Après trois mois de réflexion, un jeune avocat annonce dans une lettre à son père sa décision d’abandonner le barreau : cette pensée lui est venue, dit-il, de « Celui qui seul est maître de nos volontés, et qui les change quand bon lui semble. Je quitte le monde parce qu’il le veut, comme vous-même le quitteriez et votre religion encore, s’il le voulait ; et, sans que j’aie eu de révélations particulières ou de visions extraordinaires, je suis seulement la voix qui m’appelle dans l’Évangile à faire pénitence de mes péchés ».

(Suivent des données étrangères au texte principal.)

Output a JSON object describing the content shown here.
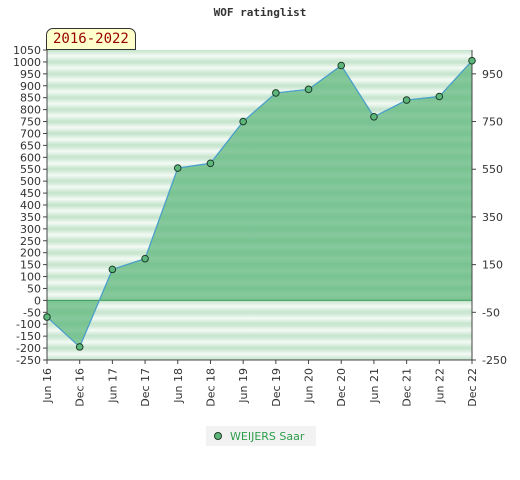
{
  "chart_data": {
    "type": "area",
    "title": "WOF ratinglist",
    "period_label": "2016-2022",
    "categories": [
      "Jun 16",
      "Dec 16",
      "Jun 17",
      "Dec 17",
      "Jun 18",
      "Dec 18",
      "Jun 19",
      "Dec 19",
      "Jun 20",
      "Dec 20",
      "Jun 21",
      "Dec 21",
      "Jun 22",
      "Dec 22"
    ],
    "series": [
      {
        "name": "WEIJERS Saar",
        "values": [
          -70,
          -195,
          130,
          175,
          555,
          575,
          750,
          870,
          885,
          985,
          770,
          840,
          855,
          1005
        ]
      }
    ],
    "ylim": [
      -250,
      1050
    ],
    "y_ticks_left": [
      1050,
      1000,
      950,
      900,
      850,
      800,
      750,
      700,
      650,
      600,
      550,
      500,
      450,
      400,
      350,
      300,
      250,
      200,
      150,
      100,
      50,
      0,
      -50,
      -100,
      -150,
      -200,
      -250
    ],
    "y_ticks_right": [
      950,
      750,
      550,
      350,
      150,
      -50,
      -250
    ],
    "colors": {
      "fill": "#5cb57a",
      "line": "#4a9fd0",
      "marker": "#5db67a",
      "marker_stroke": "#1f3d2a",
      "legend_text": "#2e9e4c"
    },
    "grid": true,
    "legend_position": "bottom-center"
  }
}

L’auteur de cette lettre est Antoine Le Maistre. Sa situation personnelle, comme celle de sa famille, est peu ordinaire : Antoine n’a pas encore trente ans lorsqu’il renonce à un avenir déjà prometteur. Isaac, son père, de religion réformée, vit, depuis plusieurs années, séparé de sa femme, Catherine Arnauld, qui s’occupe de leurs cinq fils : un mois après la mort d’Isaac, survenue le 11 septembre 1640, elle prendra l’habit de moniale à Port-Royal, où elle rejoint ses sœurs : Angélique, Agnès, Marie de Sainte-Claire et Madeleine de Sainte-Catherine.
Le 10 janvier 1638, Antoine et Simon Le Maistre s’installent à Port-Royal de Paris, « en un corps d’hôtel qui est sur la rue », et sont bientôt suivis de leurs cinq frères, Louis-Isaac, Jean et Charles : ils y attendent que soit achevé le logis que leur mère fait bâtir dans la cour du monastère. Antoine s’est mis sous la direction de l’abbé de Saint-Cyran, à qui il écrit le 24 octobre 1637: « vous ne sauriez croire combien l’exemple de mon frère Sacy me sert. Nous allons tous les jours ensemble dans le cloître des Chartreux, pour aller prendre l’air, lui et moi. Nous lisons notre leçon de grammaire hébraïque, où nous n’avançons quasi point, n’y mettant qu’une demi-heure, comme vous l’avez ordonné ». Selon les volontés de leur directeur spirituel, les frères Le Maistre accueillent plusieurs enfants dans leur maison afin de les former et de les éduquer d’après les principes saint-cyraniens ; mais ils ne partagent que peu de temps cette vie de Solitaires et de pédagogues : l’arrestation de l’abbé de Saint-Cyran y met un terme provisoire le 14 mai 1638.
Antoine Le Maistre, qui fut ainsi le premier des Solitaires, va se fixer pour toujours en août 1639 à Port-Royal des Champs, où il mènera une vie cachée et austère. Il continue à s’occuper de certains enfants : Jean Racine entretienda avec lui des relations d’affection particulière. Il consacre beaucoup de temps à écrire des vies de saints et à faire des traductions ; il travaille avec les Solitaires et correspond avec les religieuses. Il meurt après quelques jours de maladie le 4 novembre 1658 : son ancien élève Pierre Thomas du Fossé raconte, dans une longue lettre, les dernières heures de sa vie et sa mort à l’abbaye des Champs.